There are several additional areas where AI demonstrates high effectiveness, largely because errors there tend to be repetitive and predictable.
Customer service Customer support is always challenging. People are human, sometimes they improvise, sometimes they forget, and sometimes they are simply tired by the end of the day, so scripts and procedures are not always followed consistently. AI acts as a safeguard. It analyzes support agents’ responses in real time and highlights issues such as:
- responses not aligned with the approved script;
- agents making promises the company cannot fulfill;
- communication tone being too formal or, conversely, too casual;
- missing clarifying questions that should have been asked.
Another useful function is automatic ticket categorization. AI reads the customer request and immediately determines its category: technical issue, financial request, complaint, or suggestion. It also assesses whether the request belongs to first-line support, second-line support, or requires escalation to a supervisor. This helps route tickets to the right specialist faster.
Document managementThis is an area where mistakes can be costly. Miss a clause in a contract — you may end up in litigation. Enter incorrect details — payments go to the wrong account. Forget an appendix — the counterparty may refuse to sign.
AI can detect missing clauses, data inconsistencies, and dynamic changes during the approval process, as well as track unilateral modifications in contracts — something that often goes unnoticed in manual review.
For example, a counterparty may send a contract for signing where one clause has been “accidentally” changed — removing late-payment penalties or adding favorable conditions for themselves. A human reviewer may miss this, especially in long documents. AI compares versions and immediately highlights differences, saving legal teams hours of work. It also helps accountants avoid errors when processing primary documents. In manufacturing companies, AI checks labels before printing to prevent errors that could lead to costly batch rework.

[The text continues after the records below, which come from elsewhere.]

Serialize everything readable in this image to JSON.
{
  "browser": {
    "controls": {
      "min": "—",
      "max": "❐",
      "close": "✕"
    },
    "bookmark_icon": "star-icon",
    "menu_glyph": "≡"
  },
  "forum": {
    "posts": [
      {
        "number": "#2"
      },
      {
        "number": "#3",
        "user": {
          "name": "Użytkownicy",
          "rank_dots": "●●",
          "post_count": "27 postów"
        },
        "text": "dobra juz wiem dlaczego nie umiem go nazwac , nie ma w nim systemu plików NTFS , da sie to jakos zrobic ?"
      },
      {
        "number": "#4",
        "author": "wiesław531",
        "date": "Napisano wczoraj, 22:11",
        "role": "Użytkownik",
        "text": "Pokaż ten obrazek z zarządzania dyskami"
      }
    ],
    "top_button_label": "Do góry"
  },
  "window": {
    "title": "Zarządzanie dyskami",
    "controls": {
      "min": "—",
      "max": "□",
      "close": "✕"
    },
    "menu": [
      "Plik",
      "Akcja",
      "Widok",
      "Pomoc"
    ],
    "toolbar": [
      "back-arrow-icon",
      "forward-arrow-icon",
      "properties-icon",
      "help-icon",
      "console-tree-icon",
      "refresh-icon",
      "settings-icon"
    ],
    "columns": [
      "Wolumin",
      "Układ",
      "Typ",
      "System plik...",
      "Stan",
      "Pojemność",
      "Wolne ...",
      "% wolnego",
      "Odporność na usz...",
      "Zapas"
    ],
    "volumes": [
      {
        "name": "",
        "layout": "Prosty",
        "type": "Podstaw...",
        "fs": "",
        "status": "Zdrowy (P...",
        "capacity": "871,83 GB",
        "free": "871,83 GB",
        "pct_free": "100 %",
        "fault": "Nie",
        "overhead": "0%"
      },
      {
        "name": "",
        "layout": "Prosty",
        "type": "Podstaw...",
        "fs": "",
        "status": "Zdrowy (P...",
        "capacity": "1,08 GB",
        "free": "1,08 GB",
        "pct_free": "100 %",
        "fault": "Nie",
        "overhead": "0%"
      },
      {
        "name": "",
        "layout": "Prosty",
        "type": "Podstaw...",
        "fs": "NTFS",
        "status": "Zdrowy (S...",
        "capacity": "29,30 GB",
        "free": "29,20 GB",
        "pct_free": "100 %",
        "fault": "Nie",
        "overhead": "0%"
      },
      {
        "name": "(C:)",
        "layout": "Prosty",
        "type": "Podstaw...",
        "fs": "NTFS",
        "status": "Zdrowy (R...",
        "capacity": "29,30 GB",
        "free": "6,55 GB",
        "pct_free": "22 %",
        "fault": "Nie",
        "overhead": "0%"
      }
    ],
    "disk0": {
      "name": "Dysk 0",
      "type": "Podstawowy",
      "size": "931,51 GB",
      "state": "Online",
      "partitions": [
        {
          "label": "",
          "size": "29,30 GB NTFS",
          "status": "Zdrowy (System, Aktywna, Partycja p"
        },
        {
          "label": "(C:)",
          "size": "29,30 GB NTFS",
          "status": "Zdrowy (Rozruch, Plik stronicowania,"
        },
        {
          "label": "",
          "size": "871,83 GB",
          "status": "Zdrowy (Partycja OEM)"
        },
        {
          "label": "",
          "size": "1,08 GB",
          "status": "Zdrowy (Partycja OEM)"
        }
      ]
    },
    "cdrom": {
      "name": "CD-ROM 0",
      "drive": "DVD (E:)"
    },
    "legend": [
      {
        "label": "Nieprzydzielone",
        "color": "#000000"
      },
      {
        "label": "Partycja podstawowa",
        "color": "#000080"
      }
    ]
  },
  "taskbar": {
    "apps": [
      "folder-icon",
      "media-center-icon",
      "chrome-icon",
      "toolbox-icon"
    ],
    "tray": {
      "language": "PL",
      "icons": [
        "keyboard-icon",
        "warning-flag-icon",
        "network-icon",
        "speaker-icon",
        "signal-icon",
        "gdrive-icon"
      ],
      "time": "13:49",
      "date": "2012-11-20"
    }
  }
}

Operational processesIn operational workflows, errors tend to accumulate like a snowball effect. A poorly created request ends up in the wrong queue. If priority is not set, an urgent order may be processed too late. AI identifies such cases and flags them for managers or administrators.
AI can also be configured to verify compliance with business processes:
- whether all required fields are filled when a task is created;
- whether process steps are followed in the correct sequence;
- whether status updates are made on time;
- whether required approvals are in place.